四人の弟は一人を除いて、皆外交官になり世界各地にいるという。
都内有数の進学校に進んだレイジュとは高校は別で、中学卒業以来会っていなかった。
偶然再会した日の夜、一緒に飲みに行きお互いの話をした後、弁当の話になった。
「いつもアンのお弁当は美味しそうだったもんね。ねぇ、あたしにも作ってよ。お金払うから」
一人暮らしの麻酔科医レイジュは自炊する時間もままならない。昼食ぐらい手料理が食べたいわと言うレイジュに毎日ワンコイン弁当を作ることになった。
休憩時間が合えば一緒に食べたりもするのだが、今日は午後からオペが立て込んでいるらしくレイジュは「ごち♡」とウインクすると足早に去って行った。

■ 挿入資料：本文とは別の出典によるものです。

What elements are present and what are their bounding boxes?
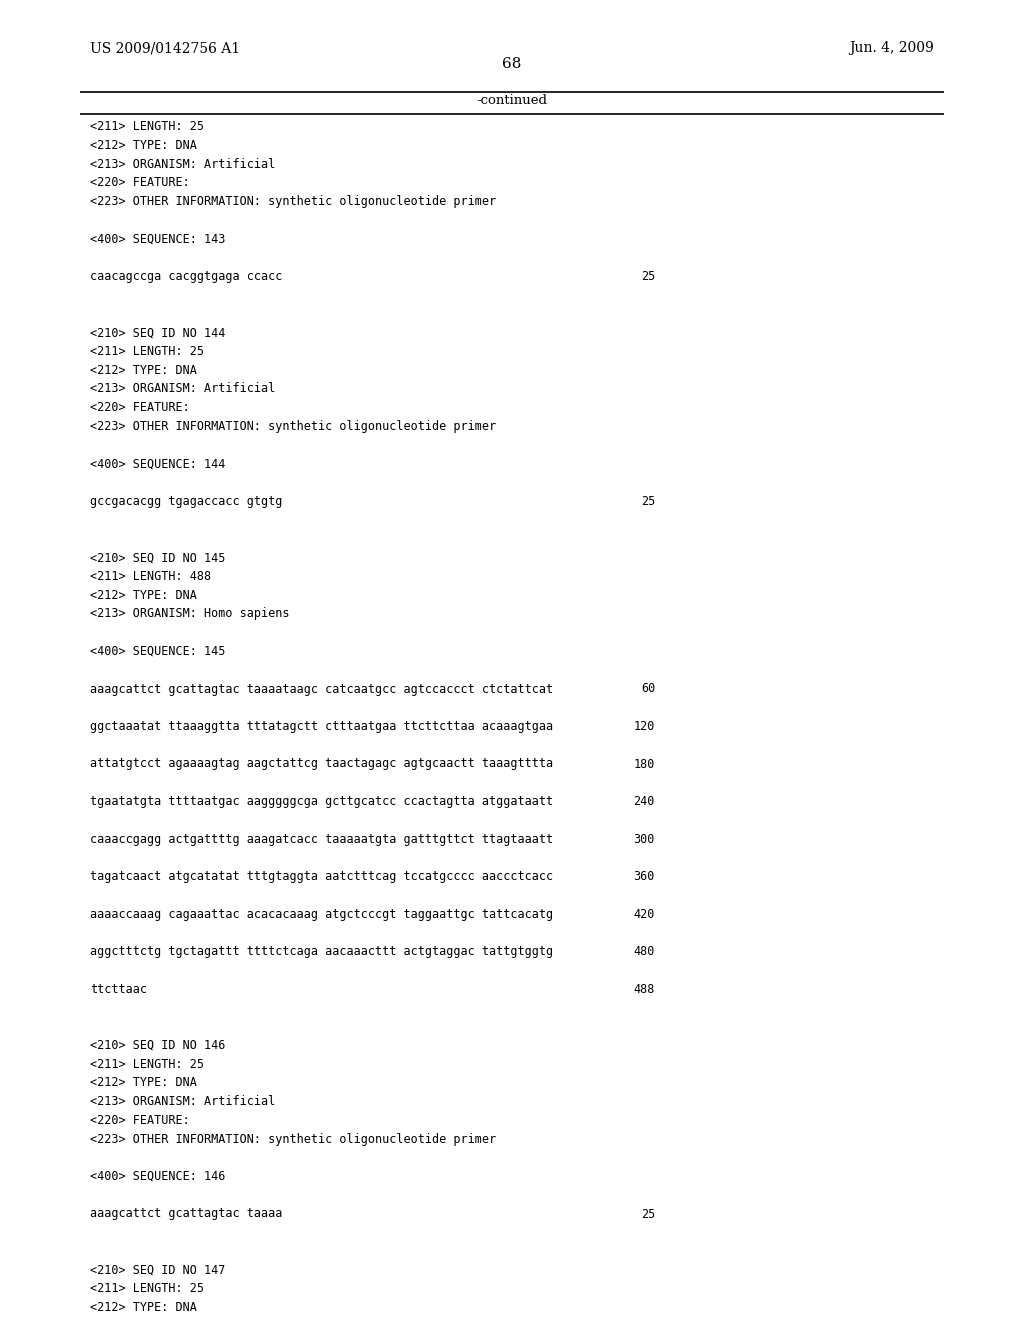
Text: <211> LENGTH: 25: <211> LENGTH: 25 [90,1283,204,1295]
Text: -continued: -continued [476,94,548,107]
Text: <220> FEATURE:: <220> FEATURE: [90,1114,189,1127]
Text: caacagccga cacggtgaga ccacc: caacagccga cacggtgaga ccacc [90,271,283,282]
Text: 120: 120 [634,719,655,733]
Text: <213> ORGANISM: Artificial: <213> ORGANISM: Artificial [90,1096,275,1107]
Text: <400> SEQUENCE: 145: <400> SEQUENCE: 145 [90,645,225,657]
Text: <400> SEQUENCE: 144: <400> SEQUENCE: 144 [90,458,225,470]
Text: 488: 488 [634,982,655,995]
Text: 360: 360 [634,870,655,883]
Text: 68: 68 [503,57,521,71]
Text: 180: 180 [634,758,655,771]
Text: 480: 480 [634,945,655,958]
Text: ggctaaatat ttaaaggtta tttatagctt ctttaatgaa ttcttcttaa acaaagtgaa: ggctaaatat ttaaaggtta tttatagctt ctttaat… [90,719,553,733]
Text: 25: 25 [641,271,655,282]
Text: tgaatatgta ttttaatgac aagggggcga gcttgcatcc ccactagtta atggataatt: tgaatatgta ttttaatgac aagggggcga gcttgca… [90,795,553,808]
Text: <220> FEATURE:: <220> FEATURE: [90,401,189,414]
Text: <400> SEQUENCE: 143: <400> SEQUENCE: 143 [90,232,225,246]
Text: gccgacacgg tgagaccacc gtgtg: gccgacacgg tgagaccacc gtgtg [90,495,283,508]
Text: <212> TYPE: DNA: <212> TYPE: DNA [90,139,197,152]
Text: <212> TYPE: DNA: <212> TYPE: DNA [90,1076,197,1089]
Text: <220> FEATURE:: <220> FEATURE: [90,177,189,189]
Text: <210> SEQ ID NO 147: <210> SEQ ID NO 147 [90,1263,225,1276]
Text: <210> SEQ ID NO 144: <210> SEQ ID NO 144 [90,326,225,339]
Text: 240: 240 [634,795,655,808]
Text: tagatcaact atgcatatat tttgtaggta aatctttcag tccatgcccc aaccctcacc: tagatcaact atgcatatat tttgtaggta aatcttt… [90,870,553,883]
Text: US 2009/0142756 A1: US 2009/0142756 A1 [90,41,240,55]
Text: aaagcattct gcattagtac taaaa: aaagcattct gcattagtac taaaa [90,1208,283,1221]
Text: ttcttaac: ttcttaac [90,982,147,995]
Text: <211> LENGTH: 488: <211> LENGTH: 488 [90,570,211,583]
Text: 300: 300 [634,833,655,846]
Text: 60: 60 [641,682,655,696]
Text: <211> LENGTH: 25: <211> LENGTH: 25 [90,345,204,358]
Text: <223> OTHER INFORMATION: synthetic oligonucleotide primer: <223> OTHER INFORMATION: synthetic oligo… [90,420,496,433]
Text: <223> OTHER INFORMATION: synthetic oligonucleotide primer: <223> OTHER INFORMATION: synthetic oligo… [90,1133,496,1146]
Text: <212> TYPE: DNA: <212> TYPE: DNA [90,1302,197,1315]
Text: <213> ORGANISM: Artificial: <213> ORGANISM: Artificial [90,383,275,396]
Text: <211> LENGTH: 25: <211> LENGTH: 25 [90,1057,204,1071]
Text: aggctttctg tgctagattt ttttctcaga aacaaacttt actgtaggac tattgtggtg: aggctttctg tgctagattt ttttctcaga aacaaac… [90,945,553,958]
Text: caaaccgagg actgattttg aaagatcacc taaaaatgta gatttgttct ttagtaaatt: caaaccgagg actgattttg aaagatcacc taaaaat… [90,833,553,846]
Text: aaagcattct gcattagtac taaaataagc catcaatgcc agtccaccct ctctattcat: aaagcattct gcattagtac taaaataagc catcaat… [90,682,553,696]
Text: <210> SEQ ID NO 146: <210> SEQ ID NO 146 [90,1039,225,1052]
Text: <212> TYPE: DNA: <212> TYPE: DNA [90,589,197,602]
Text: <211> LENGTH: 25: <211> LENGTH: 25 [90,120,204,133]
Text: Jun. 4, 2009: Jun. 4, 2009 [849,41,934,55]
Text: <213> ORGANISM: Homo sapiens: <213> ORGANISM: Homo sapiens [90,607,290,620]
Text: attatgtcct agaaaagtag aagctattcg taactagagc agtgcaactt taaagtttta: attatgtcct agaaaagtag aagctattcg taactag… [90,758,553,771]
Text: 420: 420 [634,908,655,920]
Text: <212> TYPE: DNA: <212> TYPE: DNA [90,364,197,376]
Text: 25: 25 [641,495,655,508]
Text: <213> ORGANISM: Artificial: <213> ORGANISM: Artificial [90,157,275,170]
Text: <400> SEQUENCE: 146: <400> SEQUENCE: 146 [90,1170,225,1183]
Text: 25: 25 [641,1208,655,1221]
Text: <210> SEQ ID NO 145: <210> SEQ ID NO 145 [90,552,225,564]
Text: aaaaccaaag cagaaattac acacacaaag atgctcccgt taggaattgc tattcacatg: aaaaccaaag cagaaattac acacacaaag atgctcc… [90,908,553,920]
Text: <223> OTHER INFORMATION: synthetic oligonucleotide primer: <223> OTHER INFORMATION: synthetic oligo… [90,195,496,209]
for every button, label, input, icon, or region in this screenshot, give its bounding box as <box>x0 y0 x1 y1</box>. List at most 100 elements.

それに昼時はこちらも忙しい。ダラダラ客の商品を袋に入れる店長を横目にレジを打つ。
アンは副店長としてコンビニの仕事を精一杯こなすのだ。
「じゃあ、コビーくん後よろしくね。わたし、裏にはいるけど」
今日の勤務は20時まで。大学生のアルバイト、コビーと交代する。たまにやる気が空回りしてしまうけれど真面目ないい子だ。
「任せてください!副店長、早く帰ってくださいね!」
裏に行こうとしたとき、客が二人入って来た。
「こんばんは〜。あ、アンちゃんもしかして今から上がり?おれ達も今仕事終わったばかりで!」
最近、顔見知りになったばかりのオペ室看護師のペンギンとシャチだ。昼と仕事終わりによくこのコンビニに来る。
「よかったら、ご飯でも一緒にどう?」
「あ、ごめんなさい。今日は在庫確認しておかないと。お疲れ様でした!」
笑顔で誘いを断って裏に回る。残りの残業を終わらさないと。
腹ペコの弟達には今日はおでんを作ってきたから温めて食べてるはずだ。
♦︎21:30 業務終了
残業が終わるとコビーに一声掛けてコンビニを出た。駐車場に行き、ヘルメットをかぶって愛車のハーレーにまたがる。隣のフェラーリはもういない。
(よくいることも多いけど、今日は帰ったのね…)
きっと働き者のお医者様なんだろう。コンビニで会ったことがあるのかもしれないけど。
足で蹴りエンジンかけ、ハーレーを駆動させる。
夜道を風を切りながら自宅へ向かう。弟達が待ってるから。